Mechanical Music Through the Ages

A collection of Mechanical Music and Arcade Machines – highlighting examples of the development in mechanical entertainment over time.

Chickering 6’6″ Grand Anderson Scale Ampico A 1926 – (USA)

Chickering & Sons was an American piano manufacturer located in Boston, Massachusetts, known for producing award-winning instruments of superb quality and design. The company was founded in 1823 by Jonas Chickering and James Stewart, but the partnership dissolved four years later. By 1830 Jonas Chickering became partners with John Mackay, manufacturing pianos as “Chickering & Company”, and later “Chickering & Mackays” until the senior Mackay’s death in 1841, and reorganized as “Chickering & Sons” in 1853. Chickering pianos continued to be made until 1983.

Jonas Chickering made several major contributions to the development of piano technology, most notably by introducing a one-piece, cast-iron plate to support the greater string tension of larger grand pianos. Jonas Chickering also invented a new deflection of the strings and in 1845 the first convenient method for over stringing in square pianos. Instead of setting the strings side by side, the company introduced substituting an arrangement of the string in two banks, one over the other. This does not only save space but also brings the powerful bass strings directly over the most resonant part of the sound-board, the principle which remains to this day in the construction of all pianos, both grands and uprights.

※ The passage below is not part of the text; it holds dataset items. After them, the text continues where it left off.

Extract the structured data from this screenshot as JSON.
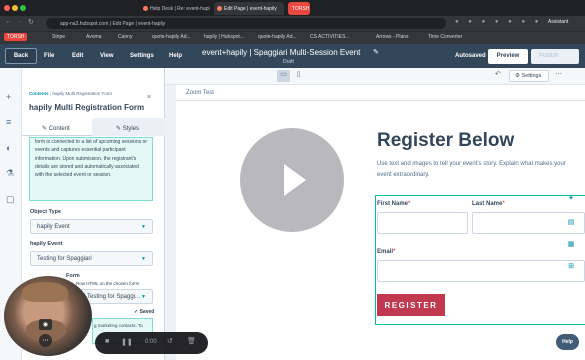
{
  "browser": {
    "tabs": [
      {
        "label": "Help Desk | Re: event-hapi"
      },
      {
        "label": "Edit Page | event-hapily",
        "active": true
      },
      {
        "label": "TORSH"
      }
    ],
    "url": "app-na2.hubspot.com | Edit Page | event-hapily",
    "bookmarks": [
      "TORSH",
      "Stripe",
      "Avoma",
      "Canny",
      "quote-hapily Ad...",
      "hapily | Hubspot...",
      "quote-hapily Ad...",
      "CS ACTIVITIES...",
      "Arrows - Plans",
      "Time Converter"
    ],
    "assistant": "Assistant"
  },
  "header": {
    "back": "Back",
    "menus": [
      "File",
      "Edit",
      "View",
      "Settings",
      "Help"
    ],
    "title": "event+hapily | Spaggiari Multi-Session Event",
    "status": "Draft",
    "autosaved": "Autosaved",
    "preview": "Preview",
    "publish": "Publish"
  },
  "panel": {
    "breadcrumb_root": "Contents",
    "breadcrumb_leaf": "hapily Multi Registration Form",
    "title": "hapily Multi Registration Form",
    "tab_content": "Content",
    "tab_styles": "Styles",
    "help_text": "form is connected to a list of upcoming sessions or events and captures essential participant information. Upon submission, the registrant's details are stored and automatically associated with the selected event or session.",
    "object_type_label": "Object Type",
    "object_type_value": "hapily Event",
    "event_label": "hapily Event",
    "event_value": "Testing for Spaggiari",
    "form_label": "Form",
    "form_hint": "Row HTML on the chosen form!",
    "form_value": "Testing for Spaggi...",
    "saved": "Saved",
    "marketing_hint": "g marketing contacts. To"
  },
  "canvas": {
    "settings": "Settings",
    "zoom_text": "Zoom Test",
    "register_title": "Register Below",
    "register_sub": "Use text and images to tell your event's story. Explain what makes your event extraordinary.",
    "first_name": "First Name",
    "last_name": "Last Name",
    "email": "Email",
    "required": "*",
    "register_button": "REGISTER"
  },
  "recorder": {
    "time": "0:00"
  },
  "help_button": "Help",
  "colors": {
    "hubspot_nav": "#33475b",
    "accent_teal": "#00bda5",
    "register_button": "#c0394f"
  }
}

Chickering was the largest piano manufacturer in the United States in the middle of the 19th century, but was surpassed in the 1860s by Steinway. In 1867, Jonas’s son Frank Chickering had the Imperial Cross of the Legion of Honour, then one of the world’s most prestigious non-military awards, bestowed upon him by Emperor Napoleon III for services to the art of music, one of more than 200 awards the piano manufacturer garnered over the years.

The company became in 1908 part of the American Piano Company (Ampico), and continued after the merger in 1932 of American with the Aeolian Company, to form Aeolian-American. That company went out of business in 1985, and the Chickering name continued to be applied to new pianos produced by Wurlitzer and then the Baldwin Piano Company. The brand is now defunct.